The Difference between Myths and Folktales
The difference between myths and folktales is a subject that has been extensively explored by scholars and anthropologists. Those who study folklore are folklorists and their research involving the many aspects of different cultures has led to an understanding of what myths and folktales are and how to distinguish one from the other. However, the terms are loosely used at large and other folklore terms are sometimes interpreted as or grouped with the categories of myths and folktales, or viewed as something entirely different.
Folklore
Coined in England in 1846 by William Thoms, the term folklore itself can be defined as a particular group of people’s knowledge passed on by oral, written, or visual means as well as traditions, thought patterns and religious doctrine at any given time. Folklore and folktales are not synonymous, folktales being a form of folklore.
William Bascom defines myths and folktales as prose narratives in an article he published in “Journal of American Folklore”, in 1965. He proposes that prose narratives are an important category of verbal art that includes myths, legends and folktales. Arguing that they are related to each other in part because they are distinguished from proverbs, ballads, riddles, poems, tongue twisters and other forms of verbal art.
Folktales
Folktales are considered works of fiction. William Bascom states:
“They are not considered as dogma or history, they may or may not have happened and they are not to be taken seriously.”
Folktales may be set in the past, present or future, in any place and anywhere. There are many types of folktales including tales with human or animal characters, tall tales, trickster tales, moral and fable tales. They are stories told to entertain and sometimes to morally educate.
Fairy Tales are not folktales, as they are usually considered true also; folktales recount only human and animal adventures.
Myths
The community that is being told these stories considers myths. Contrary to folktales, Bascom states:
“Myths are accepted as faith; they are taught to be believed and they can be cited as authority in answer to ignorance, doubt and disbelief.”
“Myths are the embodiment of dogma; they are usually sacred; and they are often associated with theology and ritual.
Accounting for the origin of the world, people, natural phenomena, life and death, myths are set in a time when the earth was different than today. The main characters are usually animals, culture heroes, deities or Gods that often had human attributes.
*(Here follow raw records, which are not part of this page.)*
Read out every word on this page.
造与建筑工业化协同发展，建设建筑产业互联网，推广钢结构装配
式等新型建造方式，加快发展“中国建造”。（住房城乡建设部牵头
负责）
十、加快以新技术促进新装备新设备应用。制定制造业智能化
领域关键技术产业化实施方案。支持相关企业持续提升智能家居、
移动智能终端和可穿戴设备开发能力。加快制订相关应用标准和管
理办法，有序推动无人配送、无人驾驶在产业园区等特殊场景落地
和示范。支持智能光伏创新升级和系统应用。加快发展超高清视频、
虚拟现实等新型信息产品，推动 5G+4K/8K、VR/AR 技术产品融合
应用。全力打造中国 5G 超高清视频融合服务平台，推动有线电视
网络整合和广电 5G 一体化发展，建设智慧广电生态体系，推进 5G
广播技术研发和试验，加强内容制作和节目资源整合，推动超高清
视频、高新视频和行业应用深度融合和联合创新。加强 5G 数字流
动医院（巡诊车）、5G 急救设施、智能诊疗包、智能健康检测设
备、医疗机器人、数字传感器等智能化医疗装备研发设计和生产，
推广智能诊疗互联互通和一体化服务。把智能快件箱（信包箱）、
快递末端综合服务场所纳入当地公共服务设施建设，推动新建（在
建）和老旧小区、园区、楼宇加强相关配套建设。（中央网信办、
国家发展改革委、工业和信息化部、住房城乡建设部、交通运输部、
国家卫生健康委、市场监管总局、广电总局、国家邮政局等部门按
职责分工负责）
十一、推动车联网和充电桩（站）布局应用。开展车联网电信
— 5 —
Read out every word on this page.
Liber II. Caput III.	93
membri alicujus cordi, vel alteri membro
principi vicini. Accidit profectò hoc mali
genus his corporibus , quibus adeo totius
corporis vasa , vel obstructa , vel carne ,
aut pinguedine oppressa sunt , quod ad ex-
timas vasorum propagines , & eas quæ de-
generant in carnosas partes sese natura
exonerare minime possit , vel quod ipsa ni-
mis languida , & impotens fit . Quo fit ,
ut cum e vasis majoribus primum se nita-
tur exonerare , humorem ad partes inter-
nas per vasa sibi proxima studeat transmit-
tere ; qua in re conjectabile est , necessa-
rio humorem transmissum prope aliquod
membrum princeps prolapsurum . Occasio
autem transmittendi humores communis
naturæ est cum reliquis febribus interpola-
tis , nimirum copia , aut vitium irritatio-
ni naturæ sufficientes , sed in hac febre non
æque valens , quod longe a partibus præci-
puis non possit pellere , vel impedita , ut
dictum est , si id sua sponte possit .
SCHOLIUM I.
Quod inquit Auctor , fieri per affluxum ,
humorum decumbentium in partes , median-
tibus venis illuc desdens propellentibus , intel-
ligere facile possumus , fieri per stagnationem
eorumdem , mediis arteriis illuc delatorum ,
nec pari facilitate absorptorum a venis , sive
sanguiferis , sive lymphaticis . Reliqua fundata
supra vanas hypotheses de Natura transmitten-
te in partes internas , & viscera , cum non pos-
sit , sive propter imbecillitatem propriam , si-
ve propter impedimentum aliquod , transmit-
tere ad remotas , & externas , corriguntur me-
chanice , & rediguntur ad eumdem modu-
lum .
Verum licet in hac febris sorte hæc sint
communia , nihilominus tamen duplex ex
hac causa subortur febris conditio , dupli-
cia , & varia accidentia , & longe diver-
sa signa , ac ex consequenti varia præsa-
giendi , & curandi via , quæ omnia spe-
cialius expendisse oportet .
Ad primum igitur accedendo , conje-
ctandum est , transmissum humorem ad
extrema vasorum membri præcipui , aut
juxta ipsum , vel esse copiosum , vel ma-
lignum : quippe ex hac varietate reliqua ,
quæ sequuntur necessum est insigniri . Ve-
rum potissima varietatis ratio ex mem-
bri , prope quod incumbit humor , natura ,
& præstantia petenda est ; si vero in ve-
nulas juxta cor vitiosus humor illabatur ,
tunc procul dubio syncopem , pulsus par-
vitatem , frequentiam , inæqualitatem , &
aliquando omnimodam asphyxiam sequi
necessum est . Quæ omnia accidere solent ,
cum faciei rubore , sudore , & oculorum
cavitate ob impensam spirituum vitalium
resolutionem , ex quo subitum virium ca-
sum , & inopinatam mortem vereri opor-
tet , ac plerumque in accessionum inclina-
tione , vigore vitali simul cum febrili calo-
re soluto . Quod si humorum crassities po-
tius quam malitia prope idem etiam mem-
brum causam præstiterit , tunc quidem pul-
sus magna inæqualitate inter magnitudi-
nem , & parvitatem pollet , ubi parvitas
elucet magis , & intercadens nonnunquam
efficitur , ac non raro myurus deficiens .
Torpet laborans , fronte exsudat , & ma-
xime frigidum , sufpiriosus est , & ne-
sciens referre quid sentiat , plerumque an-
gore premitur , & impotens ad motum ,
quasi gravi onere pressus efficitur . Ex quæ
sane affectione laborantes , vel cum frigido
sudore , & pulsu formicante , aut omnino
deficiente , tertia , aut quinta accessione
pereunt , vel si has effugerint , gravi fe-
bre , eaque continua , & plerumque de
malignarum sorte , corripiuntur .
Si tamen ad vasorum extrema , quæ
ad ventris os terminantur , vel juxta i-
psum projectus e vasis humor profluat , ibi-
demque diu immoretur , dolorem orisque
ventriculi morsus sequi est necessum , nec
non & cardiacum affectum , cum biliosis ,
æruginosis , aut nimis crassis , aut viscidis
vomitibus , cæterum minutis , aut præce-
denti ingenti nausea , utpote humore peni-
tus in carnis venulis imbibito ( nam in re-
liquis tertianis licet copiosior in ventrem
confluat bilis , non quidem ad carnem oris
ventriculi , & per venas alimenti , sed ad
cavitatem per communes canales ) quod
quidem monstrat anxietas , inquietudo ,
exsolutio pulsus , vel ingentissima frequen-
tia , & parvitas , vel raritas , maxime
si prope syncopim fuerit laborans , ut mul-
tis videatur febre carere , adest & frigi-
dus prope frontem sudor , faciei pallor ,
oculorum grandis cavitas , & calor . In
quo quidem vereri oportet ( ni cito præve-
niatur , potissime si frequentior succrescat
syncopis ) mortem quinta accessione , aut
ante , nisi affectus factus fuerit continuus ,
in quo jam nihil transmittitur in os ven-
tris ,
Myths were a means of giving the public an explanation for things that were not entirely understood and to give meaning to existence.
That said, statements uttered such as “That’s just a myth.” or “That’s just folklore” are generally alluding to the fact that something that was purported to be true has been found to be untrue. This is because throughout time, as science progresses, many if not most cultures explanations for life on earth were reduced to mere ignorance and fantastic imaginations.
Regarding the third form of prose narrative, legends are mostly considered true accounts, just as myths are. However, legends seem to be about actual humans and events in a less remote past that sometimes have factual evidence to back them up.